Aku pilih kayu terbaik, motif terbaik, cat terbaik yang sengaja kubedakan dari yang selama ini dipakai. Aku ingin memberikan sentuhan spesial pada lukisan ini, sekali saja. Biar nanti setelah dibeli orang, masih tertinggal jejakku menemani si gadis.

Dan selepas Ashar sore itu, setelah tiga hari kukerjakan, akhirnya terpajang juga lukisan seorang gadis manis dengan lesung pipi indah di ruang utama galeriku.

Aku ingat masih sempat beberapa kali melirik lukisan itu sambil menyelesaikan pekerjaan lain, sambil mereka-reka harga yang pantas untuk karya sesempurna itu.

Dan malam ini, Ketika aku kembali dari sembahyang Isya di masjid depan galeriku, datang si bapak tua dengan tergopoh-gopoh. "Anak muda, di mana lukisan putriku?masih kau simpan,bukan?",katanya dengan mimik serius. Ah, baru aku tahu ternyata si gadis manis adalah putri bapak ini.
"Memang kenapa,Pak?" tanyaku.
"Jangan kau jual lukisan itu, Nak! Putriku marah, dia betul-betul marah sama Bapak," pintanya mengiba.
Sampai detik ini, justru aku yang merasa aneh dengan Bapak ini, kok tega-teganya menjual gambar anaknya sendiri.
"Emang sekarang di mana putri Bapak?"tanyaku.

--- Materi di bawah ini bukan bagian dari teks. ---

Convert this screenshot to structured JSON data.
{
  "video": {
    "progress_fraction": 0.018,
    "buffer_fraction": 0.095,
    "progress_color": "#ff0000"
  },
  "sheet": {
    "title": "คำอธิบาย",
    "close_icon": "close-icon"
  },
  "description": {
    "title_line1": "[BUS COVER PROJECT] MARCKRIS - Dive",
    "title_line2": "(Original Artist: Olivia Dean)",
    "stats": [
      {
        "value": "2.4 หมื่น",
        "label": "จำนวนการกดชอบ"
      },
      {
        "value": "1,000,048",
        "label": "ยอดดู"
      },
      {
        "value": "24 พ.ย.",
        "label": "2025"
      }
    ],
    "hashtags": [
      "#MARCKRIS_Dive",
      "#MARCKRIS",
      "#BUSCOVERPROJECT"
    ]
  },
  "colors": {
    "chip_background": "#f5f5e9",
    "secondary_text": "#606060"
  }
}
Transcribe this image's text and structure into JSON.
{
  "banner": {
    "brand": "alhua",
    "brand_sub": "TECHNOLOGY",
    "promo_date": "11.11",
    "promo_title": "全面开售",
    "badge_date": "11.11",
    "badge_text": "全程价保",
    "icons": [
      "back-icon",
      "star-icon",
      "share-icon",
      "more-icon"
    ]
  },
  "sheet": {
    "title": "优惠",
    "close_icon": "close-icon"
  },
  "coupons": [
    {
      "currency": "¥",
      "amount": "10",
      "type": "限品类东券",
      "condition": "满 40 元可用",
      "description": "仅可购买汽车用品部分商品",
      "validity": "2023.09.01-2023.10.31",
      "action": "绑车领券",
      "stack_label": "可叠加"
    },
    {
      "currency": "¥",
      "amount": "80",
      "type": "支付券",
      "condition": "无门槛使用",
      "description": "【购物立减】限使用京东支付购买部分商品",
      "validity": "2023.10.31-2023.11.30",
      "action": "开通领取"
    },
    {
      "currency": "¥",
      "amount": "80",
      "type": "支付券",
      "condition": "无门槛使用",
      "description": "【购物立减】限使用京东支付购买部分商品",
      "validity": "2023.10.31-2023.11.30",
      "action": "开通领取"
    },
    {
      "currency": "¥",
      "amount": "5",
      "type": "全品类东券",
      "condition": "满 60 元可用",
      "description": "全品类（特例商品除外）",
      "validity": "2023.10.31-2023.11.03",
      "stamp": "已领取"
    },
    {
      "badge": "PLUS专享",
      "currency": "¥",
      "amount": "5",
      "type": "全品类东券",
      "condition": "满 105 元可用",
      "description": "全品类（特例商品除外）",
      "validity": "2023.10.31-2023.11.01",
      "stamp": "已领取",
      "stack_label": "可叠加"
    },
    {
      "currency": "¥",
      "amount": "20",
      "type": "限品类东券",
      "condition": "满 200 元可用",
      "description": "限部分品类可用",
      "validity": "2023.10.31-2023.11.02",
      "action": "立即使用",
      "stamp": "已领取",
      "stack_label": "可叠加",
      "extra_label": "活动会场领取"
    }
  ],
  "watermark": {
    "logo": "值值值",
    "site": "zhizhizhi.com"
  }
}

Setelah menghela nafas, lelaki itu menjelaskan," Savitri, putriku yang pintar melukis, sudah dua tahun lalu meninggal ditabrak mobil sewaktu hendak sholat Tarawih di masjid depan itu. Lukisan itu bikinannya sendiri yang ia buat persis sehari sebelum hari kematiannya. Sudah tiga hari ini dia mendatangiku lewat mimpi sambil marah-marah. Makanya, aku minta tolong kamu jangan jual dulu lukisan itu, nanti kalau Bapak punya uang, akan kubeli lagi berapapun harganya".

"Innalillahi!"desisku.

Mendadak kakiku gemetar, jantungku seakan berhenti berdenyut, mulutku kelu. Pikiran kembali teringat peristiwa aneh sore tadi. Sehabis Maghrib, seorang gadis manis dengan rambut lurus sebahu datang ke galeriku. Tanpa sepatah katapun dia menunjuk ke lukisan yang baru aku pajang, dikeluarkannya uang sejumlah harga yang baru ingin kutawarkan, yang belum sempat aku sebut jumlahnya. Diambilnya lukisan itu dengan buru-buru, bahkan dia menggeleng ketika aku menawarkan untuk dibungkus dulu biar lebih rapi. Cepat sekali kejadian itu, secepat langkah kaki si gadis meninggalkan galeriku menuju masjid di depanku.

Dan nama gadis itu, Savitri, kenapa pula namanya sama dengan satu-satunya wajah ayu yang berhasil kulukis sepuluh tahun terakhir ini? wajah manis bertahi lalat kecil di ujung kiri bibir atasnya. Kenapa harus sama?